The Business of Creativity: Art & Copy

advetiAs an interesting follow-up to my previous post, I stumbled upon the trailer for Art & Copy (via @DeePhunk over at Trees For Breakfast) that raises similar questions about the business of creativity. The trailer opens with the following quotation: “The frightening and most difficult thing about being what somebody calls a ‘creative person’ is that you have absolutely no idea where any of your thoughts come from really and especially you don’t have any idea about where they’re going to come from tomorrow“. I would agree that inspiration escapes easy explanations in that it is often a combination of disparate elements. In truth, this idea further complicates our understanding of “intellectual property” when artists or ‘creative people’ cannot even identify or trace the genealogy of their ideas or inspirations. I would contend his use of “absolutely” simply because it relegates creativity to a kind of whimsicality that feels hokey and cliche. Also, I’m never comfortable dealing in “absolutes” (I know it’s just a word but still…). However, to bring it back to the so-called “coincidences” of The Blueprint 3 and Death of Autotune, we are dealing with specific sources in which a collection of established artists identify their work in Jay-Z’s milieu of inspiration. And so, if the various elements that make up The Blueprint 3 are indeed traceable to other artists, is there not some kind of responsibility to recognize said artists (without whom the album cover would not exist in it’s current form)?

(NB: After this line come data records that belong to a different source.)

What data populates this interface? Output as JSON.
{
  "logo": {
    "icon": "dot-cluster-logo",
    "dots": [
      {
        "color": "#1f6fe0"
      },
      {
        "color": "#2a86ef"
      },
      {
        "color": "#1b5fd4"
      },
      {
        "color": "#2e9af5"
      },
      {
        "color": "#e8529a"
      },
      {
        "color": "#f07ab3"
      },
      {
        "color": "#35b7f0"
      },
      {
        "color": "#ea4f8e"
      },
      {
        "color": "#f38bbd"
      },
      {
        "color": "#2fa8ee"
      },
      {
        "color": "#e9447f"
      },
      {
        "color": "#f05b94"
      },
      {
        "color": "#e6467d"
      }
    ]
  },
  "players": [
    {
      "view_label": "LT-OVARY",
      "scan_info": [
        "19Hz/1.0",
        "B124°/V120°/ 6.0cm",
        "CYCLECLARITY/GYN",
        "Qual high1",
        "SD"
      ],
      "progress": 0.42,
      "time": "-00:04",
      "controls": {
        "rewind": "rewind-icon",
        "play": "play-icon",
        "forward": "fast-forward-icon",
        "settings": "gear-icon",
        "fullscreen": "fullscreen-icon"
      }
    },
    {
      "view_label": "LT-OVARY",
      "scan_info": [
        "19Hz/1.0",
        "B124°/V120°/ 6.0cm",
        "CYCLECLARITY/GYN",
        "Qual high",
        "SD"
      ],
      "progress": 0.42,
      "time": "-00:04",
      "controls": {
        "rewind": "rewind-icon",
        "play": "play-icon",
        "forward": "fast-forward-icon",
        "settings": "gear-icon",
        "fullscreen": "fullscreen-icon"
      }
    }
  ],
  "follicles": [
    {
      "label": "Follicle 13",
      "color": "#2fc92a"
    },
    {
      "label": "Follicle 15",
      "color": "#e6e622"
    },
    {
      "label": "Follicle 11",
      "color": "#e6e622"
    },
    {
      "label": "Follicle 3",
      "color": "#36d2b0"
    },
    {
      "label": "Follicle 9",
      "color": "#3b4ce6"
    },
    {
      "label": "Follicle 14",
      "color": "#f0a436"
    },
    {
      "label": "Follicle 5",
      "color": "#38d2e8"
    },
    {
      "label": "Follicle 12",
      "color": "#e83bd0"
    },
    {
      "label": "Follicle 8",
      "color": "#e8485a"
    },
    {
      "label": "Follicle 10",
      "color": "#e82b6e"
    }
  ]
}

I suppose what perplexes me about these messy Industry situations is how often “creative teams” pass up the opportunity to collaborate across genres and disciplines with the artists they so shamelessly “borrow” from. Why not reach out to Frank Olinsky and together brainstorm an interpretation of the Secret Machines cover that’s relevant to Jay-Z? I guarantee Olinsky would’ve been down. Some may dismiss me as “naive” and argue “it’s not that easy” but if we continue to feed into the unapologetic dog-eat-dog model, what will be left besides our bruised and throbbing egos?

Comments
5 Responses to “The Business of Creativity: Art & Copy”
  1. I think what is most confounding about being a creative person is not so much being confused about the origins of ideas, but rather conforming the mass network of information in one’s head to a series of predictable and linear formats, I.e. distilling your ideas down into something that can be understood by a chosen audience. How do you explain what it is you do and what drives you to do it? I would argue that most artists have no problem with the art, but when it comes time for self-promotion – that is all together a different beast, and one with its own set of rules and logic. Advertisers may be the ones who understand how to attract an audience, but whether or not they are creating new content is up for debate. Perhaps artists and advertisers should work together more frequently!!

  2. Isa says:

    …that’s my brilliant and talented sister. look her up: http://www.natalianakazawa.com

  3. Laura says:

    I agree that creativity is the process where a multitude of influences that are both openly and not so obviously influencing us come to a moment of explosion in the creative act. Here there is a new association that is nourished by these previous influences or inspirations but expresses them in a unique way. Therefore, as Isa states, the importance of acknowledging all relevant influences is paramount. Incorporating all these voices into a collaborative work could result in a much richer product, one that may beat even the best advertisers.

  4. Jillian says:

    on a different tip – i really like this background a lot.

  5. Dee Phunk says:

    Thanks for the shout out boo! I have no idea why I didn’t post this on my own damn site. But GREAT commentary too. Couldn’t have said it any better myself.